Perjalanan indah selanjutnya dipandu oleh salah satu Dhammaduta senior tanah air, Corneles Wowor. Ia begitu energik, meski di tengah keterbatasan tubuh jasmani yang sedang menjalani proses perjuangan dari tindakan medis yang cukup serius, namun sama sekali tidak terlihat di atas panggung. Ia sukses membuka mata hati sekaligus pikiran kita semua, bahwa tidak akan pernah ada kesempatan yang sungguh-sungguh “bersih” saat kita melaksanakan praktik kebajikan yang setulus apa pun dan juga sehati-hati apa pun. Hakekatnya adalah, Corneles Wowor mengingatkan, bahwa pasti selalu muncul “area abu-abu” dalam sebuah praktik Dhamma yang meski sudah dilaksanakan dengan pertimbangan yang sematang bahkan sejernih apa pun. Area abu-abu yang mana merupakan tanda bahwa hidup pasti takkan pernah sempurna, namun masing-masing dari diri kita masih memiliki kesempatan untuk mencapai kesempurnaan diri, yaitu pelepasan sempurna. Yang sayangnya tetap akan memiliki konsekuensi bagi berbuahnya karma pribadi itu suatu saat, termasuk bahkan untuk seorang Buddha yang sudah sempurna sekalipun.

Intinya, jangan tunggu ada kesempatan baik terlebih dahulu baru melakukan kebaikan (karena kesempatan yang tidak memiliki area abu-abu sama sekali itu takkan pernah kita dapatkan), karena waktu tak bisa menunggu sementara maut bisa menjemput kapan saja dan tidak harus menunggu tua. Jangan sampai menyesal saat harus menjalani proses kematian tidak memiliki bekal sama sekali di kehidupan selanjutnya, karena sibuk menunggu kesempatan “sempurna” dalam menanam kebajikan.
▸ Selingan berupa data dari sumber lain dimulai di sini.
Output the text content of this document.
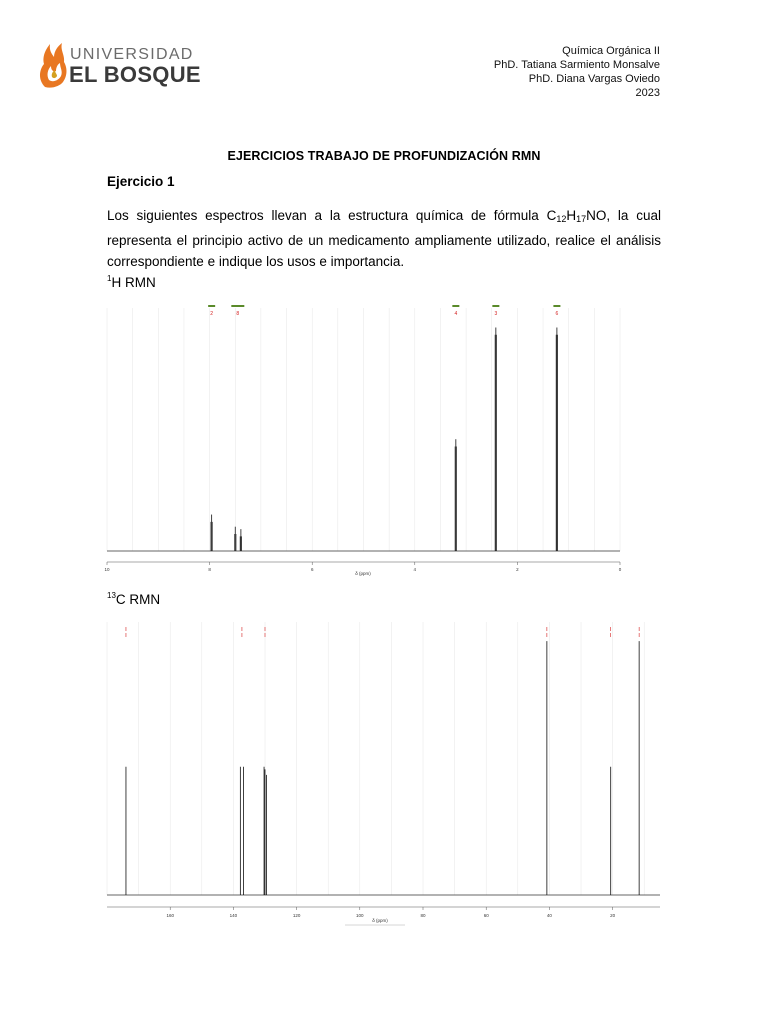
UNIVERSIDAD
EL BOSQUE
Química Orgánica II
PhD. Tatiana Sarmiento Monsalve
PhD. Diana Vargas Oviedo
2023
EJERCICIOS TRABAJO DE PROFUNDIZACIÓN RMN
Ejercicio 1
Los siguientes espectros llevan a la estructura química de fórmula $C_{12}H_{17}NO$, la cual representa el principio activo de un medicamento ampliamente utilizado, realice el análisis correspondiente e indique los usos e importancia.
$^1$H RMN
10	8	6	4	2	0
2	8	4	3	6
δ (ppm)
$^{13}$C RMN
160	140	120	100	80	60	40	20
δ (ppm)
Energi seakan tak pernah habis saat pintu selanjutnya diisi oleh dua entrepreneur luar biasa, Guido Schwarze dan Alex Tan. Alex Tan yang berasal dari Malaysia sukses mengharu biru audiens dengan kisahnya yang sangat inspiratif yang meski disampaikan dengan sangat jenaka, namun faktanya kita memahami apa yang sesungguhnya sedang terjadi kepadanya. Usianya mungkin terkondisi tidak bisa terlalu panjang karena sakit degeneratif hormon yang dideritanya kebetulan belum menemukan pengobatan yang memadai setidaknya untuk kondisi sekarang. Degeneratif hormon itu merupakan efek samping dari operasi tumor otaknya yang meski sukses diangkat seluruh tumornya, ternyata berpengaruh pada sistem otaknya yang mengatur produksi hormon dalam tubuhnya. Namun ia memilih untuk tetap bersyukur, karena usianya yang pada awalnya tinggal beberapa bulan lagi kini “bertambah” menjadi beberapa tahun lagi. Menurut perkiraan dokter, umurnya hanya sekitar 4-5 tahun lagi. Tapi semangat dan motivasinya untuk menjalani hidup yang berharga sekaligus bermanfaat dengan gagah meski maut sudah menantinya, telah sukses membuat suasana begitu moving hingga membuat sebagian besar audiens tak tahan untuk tidak berderai air mata.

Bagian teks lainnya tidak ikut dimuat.